Electrophysiologic study
Each patient underwent an electrophysiological study and catheter ablation in the fasting, non-sedated state after informed consent was obtained. As described previously,7,12–14 all antiarrhythmic drugs except for amiodarone were discontinued for at least five half-lives before the procedure. In brief, an atrial transseptal procedure and selective PV angiography were performed, and RA and LA electroanatomic maps were constructed using an EnSite®/NavXTM (AF Division, St Jude Medical, Inc., St Paul, MN, USA) electroanatomic mapping system during AF. A duodecapolar catheter (electrode width: 1 mm; inter-electrode spacing: 2 mm, AF Division, St Jude Medical, Inc., Minnetonka, MN, USA) was placed along the posterolateral RA and advanced to the SVC with the proximal five bipolar pairs in the RA. The SVC to RA junction was determined fluoroscopically during SVC angiography. A 7-French deflectable decapolar catheter with a 2 mm inter-electrode distance and 5 mm spacing between each electrode pair (AF Division, St Jude Medical, Inc.) was inserted into the coronary sinus (CS) via the internal jugular vein. A 4 mm tipped ablation catheter (EPT, Boston Scientific Corp., Natick, MA, USA) or circular catheter (Spiral-SC, AF Division, St Jude Medical, Inc., Minnetonka, MN, USA) was used for sequential recording of the bi-atrial mapping sites. The circular decapolar catheter (for SVC and PV recordings) had an electrode width of 1 mm, and 3 mm distance between each bipolar recording pair. The 4 mm tipped ablation catheter (for all other bi-atrial sites) had an inter-electrode bipolar spacing of 2 mm (electrode width 1 mm), but the distance between each bipolar recording was 5 mm.

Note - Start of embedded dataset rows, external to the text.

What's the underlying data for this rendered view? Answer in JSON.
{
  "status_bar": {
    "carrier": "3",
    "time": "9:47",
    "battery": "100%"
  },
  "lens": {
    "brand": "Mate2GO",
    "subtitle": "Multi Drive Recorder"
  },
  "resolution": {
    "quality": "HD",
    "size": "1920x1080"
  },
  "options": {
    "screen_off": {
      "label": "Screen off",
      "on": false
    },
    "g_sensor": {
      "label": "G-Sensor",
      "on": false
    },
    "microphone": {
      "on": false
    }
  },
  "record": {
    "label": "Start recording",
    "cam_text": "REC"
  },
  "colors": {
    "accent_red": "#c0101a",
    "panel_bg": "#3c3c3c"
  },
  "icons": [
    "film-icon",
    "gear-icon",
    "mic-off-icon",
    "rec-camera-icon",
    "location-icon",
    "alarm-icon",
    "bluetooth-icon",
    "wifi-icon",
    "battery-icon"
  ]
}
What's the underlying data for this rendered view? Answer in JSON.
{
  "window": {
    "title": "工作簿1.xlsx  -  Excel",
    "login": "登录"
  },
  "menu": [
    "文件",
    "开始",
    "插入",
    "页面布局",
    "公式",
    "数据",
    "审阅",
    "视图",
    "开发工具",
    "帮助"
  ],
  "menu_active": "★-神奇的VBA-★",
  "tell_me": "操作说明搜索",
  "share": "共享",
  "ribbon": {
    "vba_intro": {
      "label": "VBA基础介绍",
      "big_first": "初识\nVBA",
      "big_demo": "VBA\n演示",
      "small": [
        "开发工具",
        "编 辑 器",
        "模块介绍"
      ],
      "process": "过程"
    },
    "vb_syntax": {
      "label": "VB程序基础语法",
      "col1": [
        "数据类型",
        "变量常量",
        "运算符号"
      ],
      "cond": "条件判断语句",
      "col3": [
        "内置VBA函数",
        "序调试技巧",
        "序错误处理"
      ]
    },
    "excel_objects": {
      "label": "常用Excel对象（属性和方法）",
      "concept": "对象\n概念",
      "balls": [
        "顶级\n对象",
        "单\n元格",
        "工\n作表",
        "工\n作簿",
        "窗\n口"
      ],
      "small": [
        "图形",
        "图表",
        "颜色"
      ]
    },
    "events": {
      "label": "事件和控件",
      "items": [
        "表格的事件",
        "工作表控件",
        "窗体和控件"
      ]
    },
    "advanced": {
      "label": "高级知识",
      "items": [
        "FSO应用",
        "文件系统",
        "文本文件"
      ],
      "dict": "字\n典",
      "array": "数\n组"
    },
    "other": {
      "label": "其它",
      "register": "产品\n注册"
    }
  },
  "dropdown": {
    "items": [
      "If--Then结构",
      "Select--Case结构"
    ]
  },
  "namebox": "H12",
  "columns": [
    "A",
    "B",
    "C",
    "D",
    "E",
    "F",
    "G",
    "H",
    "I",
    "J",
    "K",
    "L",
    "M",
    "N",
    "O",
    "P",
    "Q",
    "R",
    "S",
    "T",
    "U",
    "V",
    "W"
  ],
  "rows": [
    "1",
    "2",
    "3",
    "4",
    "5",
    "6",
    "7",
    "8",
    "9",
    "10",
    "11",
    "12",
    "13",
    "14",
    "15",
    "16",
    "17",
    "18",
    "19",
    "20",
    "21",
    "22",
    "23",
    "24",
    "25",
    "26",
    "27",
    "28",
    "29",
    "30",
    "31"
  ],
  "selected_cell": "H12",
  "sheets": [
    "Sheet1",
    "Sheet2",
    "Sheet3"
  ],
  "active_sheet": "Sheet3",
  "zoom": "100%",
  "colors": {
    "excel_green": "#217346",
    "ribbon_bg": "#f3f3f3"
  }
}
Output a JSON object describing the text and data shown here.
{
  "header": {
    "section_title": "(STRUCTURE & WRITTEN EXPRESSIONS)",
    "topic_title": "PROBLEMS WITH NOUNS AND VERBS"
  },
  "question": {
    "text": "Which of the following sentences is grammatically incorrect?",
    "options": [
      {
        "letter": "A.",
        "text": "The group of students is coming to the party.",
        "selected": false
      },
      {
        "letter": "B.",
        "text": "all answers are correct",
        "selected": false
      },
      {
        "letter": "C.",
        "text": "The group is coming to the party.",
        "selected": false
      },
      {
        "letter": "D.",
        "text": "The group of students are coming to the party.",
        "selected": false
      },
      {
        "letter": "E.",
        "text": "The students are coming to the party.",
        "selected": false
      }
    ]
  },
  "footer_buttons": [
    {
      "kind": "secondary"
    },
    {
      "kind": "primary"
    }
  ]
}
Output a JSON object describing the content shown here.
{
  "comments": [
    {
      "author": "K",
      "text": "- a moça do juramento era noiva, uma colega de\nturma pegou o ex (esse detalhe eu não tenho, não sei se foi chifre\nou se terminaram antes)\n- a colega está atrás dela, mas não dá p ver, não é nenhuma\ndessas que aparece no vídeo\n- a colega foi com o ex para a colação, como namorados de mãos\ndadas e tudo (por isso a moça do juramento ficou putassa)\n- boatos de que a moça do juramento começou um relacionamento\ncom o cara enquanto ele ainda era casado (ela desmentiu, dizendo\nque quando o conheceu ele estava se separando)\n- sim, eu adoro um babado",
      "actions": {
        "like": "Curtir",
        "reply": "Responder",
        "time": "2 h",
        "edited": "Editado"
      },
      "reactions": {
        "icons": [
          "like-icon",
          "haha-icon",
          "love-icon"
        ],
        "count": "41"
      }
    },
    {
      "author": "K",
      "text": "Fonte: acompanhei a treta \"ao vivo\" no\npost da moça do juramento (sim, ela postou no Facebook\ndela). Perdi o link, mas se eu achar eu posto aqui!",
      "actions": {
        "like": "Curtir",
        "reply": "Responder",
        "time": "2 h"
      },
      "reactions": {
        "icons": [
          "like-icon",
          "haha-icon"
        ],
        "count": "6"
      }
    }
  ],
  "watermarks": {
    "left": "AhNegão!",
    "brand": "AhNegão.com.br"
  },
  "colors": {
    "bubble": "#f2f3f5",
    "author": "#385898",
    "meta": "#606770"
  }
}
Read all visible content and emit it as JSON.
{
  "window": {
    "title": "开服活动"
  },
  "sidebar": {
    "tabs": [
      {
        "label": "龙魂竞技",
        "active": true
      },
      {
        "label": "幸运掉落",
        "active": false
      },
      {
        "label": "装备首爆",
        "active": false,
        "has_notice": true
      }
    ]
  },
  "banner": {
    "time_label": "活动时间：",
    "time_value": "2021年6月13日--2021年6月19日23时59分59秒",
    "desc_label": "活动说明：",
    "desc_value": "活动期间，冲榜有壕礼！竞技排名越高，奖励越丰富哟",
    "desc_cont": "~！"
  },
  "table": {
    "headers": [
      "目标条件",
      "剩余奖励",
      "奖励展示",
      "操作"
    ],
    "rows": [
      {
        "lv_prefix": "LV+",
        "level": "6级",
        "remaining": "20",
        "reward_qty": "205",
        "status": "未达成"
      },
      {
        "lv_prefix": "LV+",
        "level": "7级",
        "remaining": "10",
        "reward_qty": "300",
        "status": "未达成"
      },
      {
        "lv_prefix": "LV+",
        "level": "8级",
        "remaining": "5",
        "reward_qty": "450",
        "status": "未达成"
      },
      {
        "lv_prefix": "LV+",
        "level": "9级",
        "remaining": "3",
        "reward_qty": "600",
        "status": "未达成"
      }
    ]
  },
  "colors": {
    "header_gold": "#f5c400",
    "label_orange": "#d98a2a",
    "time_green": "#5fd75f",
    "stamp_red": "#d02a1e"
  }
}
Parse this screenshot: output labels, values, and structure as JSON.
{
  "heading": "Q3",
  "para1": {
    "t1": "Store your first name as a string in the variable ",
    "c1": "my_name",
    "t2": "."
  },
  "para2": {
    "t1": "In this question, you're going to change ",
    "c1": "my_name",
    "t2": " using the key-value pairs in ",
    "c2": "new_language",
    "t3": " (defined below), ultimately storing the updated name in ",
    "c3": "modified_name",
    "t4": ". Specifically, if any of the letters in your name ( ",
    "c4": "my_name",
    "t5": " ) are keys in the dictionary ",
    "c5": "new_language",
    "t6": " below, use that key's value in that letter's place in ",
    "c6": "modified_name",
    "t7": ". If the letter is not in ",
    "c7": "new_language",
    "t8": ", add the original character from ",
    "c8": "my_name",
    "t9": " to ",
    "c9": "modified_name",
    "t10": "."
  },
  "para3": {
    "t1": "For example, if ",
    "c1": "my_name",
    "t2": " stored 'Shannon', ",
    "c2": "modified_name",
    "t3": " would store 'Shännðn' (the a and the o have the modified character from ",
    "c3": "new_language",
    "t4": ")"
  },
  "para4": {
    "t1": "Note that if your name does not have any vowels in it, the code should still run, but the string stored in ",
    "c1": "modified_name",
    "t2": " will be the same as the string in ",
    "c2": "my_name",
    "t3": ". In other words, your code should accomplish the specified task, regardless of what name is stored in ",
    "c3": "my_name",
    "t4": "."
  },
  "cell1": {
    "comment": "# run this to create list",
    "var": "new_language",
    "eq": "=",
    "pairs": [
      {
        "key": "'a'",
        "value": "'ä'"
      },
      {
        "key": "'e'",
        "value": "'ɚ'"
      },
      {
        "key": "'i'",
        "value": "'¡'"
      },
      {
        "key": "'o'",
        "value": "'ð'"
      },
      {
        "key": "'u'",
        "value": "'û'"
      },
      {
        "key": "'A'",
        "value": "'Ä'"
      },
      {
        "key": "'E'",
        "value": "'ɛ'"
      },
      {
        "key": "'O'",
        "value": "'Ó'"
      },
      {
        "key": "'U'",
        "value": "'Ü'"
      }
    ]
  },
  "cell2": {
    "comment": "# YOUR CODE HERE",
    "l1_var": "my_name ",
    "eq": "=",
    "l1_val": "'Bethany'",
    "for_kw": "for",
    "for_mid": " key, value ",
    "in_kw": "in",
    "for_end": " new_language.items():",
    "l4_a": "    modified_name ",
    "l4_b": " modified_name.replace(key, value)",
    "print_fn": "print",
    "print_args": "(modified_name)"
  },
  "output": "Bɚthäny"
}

We attempted to find the spontaneous onset of atrial ectopic beats or repetitive episodes of short runs or sustained AF and predict the location of the initiating foci.12,14 When the AF patients presented to the electrophysiology laboratory in sinus rhythm, we first attempted to observe the spontaneous activation during baseline or after an isoproterenol infusion. If spontaneous initiation of AF did not appear, burst atrial pacing was used to induce AF. After AF was sustained for more than 5 min, external cardioversion was attempted to convert the AF to SR and observe for the spontaneous initiation of AF. The methods used to provoke spontaneous AF were attempted at least twice to ensure the reproducibility in all patients. If the AF patients presented to the electrophysiology laboratory in sustained AF, all the bipolar recordings for the frequency analysis were made immediately after the transseptal puncture. Patients with induced or spontaneous initiation of AF had at least a 2 min waiting period before the bipolar recordings were made. If the patients required isoproterenol to induce the AF, the drug was discontinued after the AF occurred and a 5 min waiting period was carried out before any intracardiac recordings were made for the frequency analysis.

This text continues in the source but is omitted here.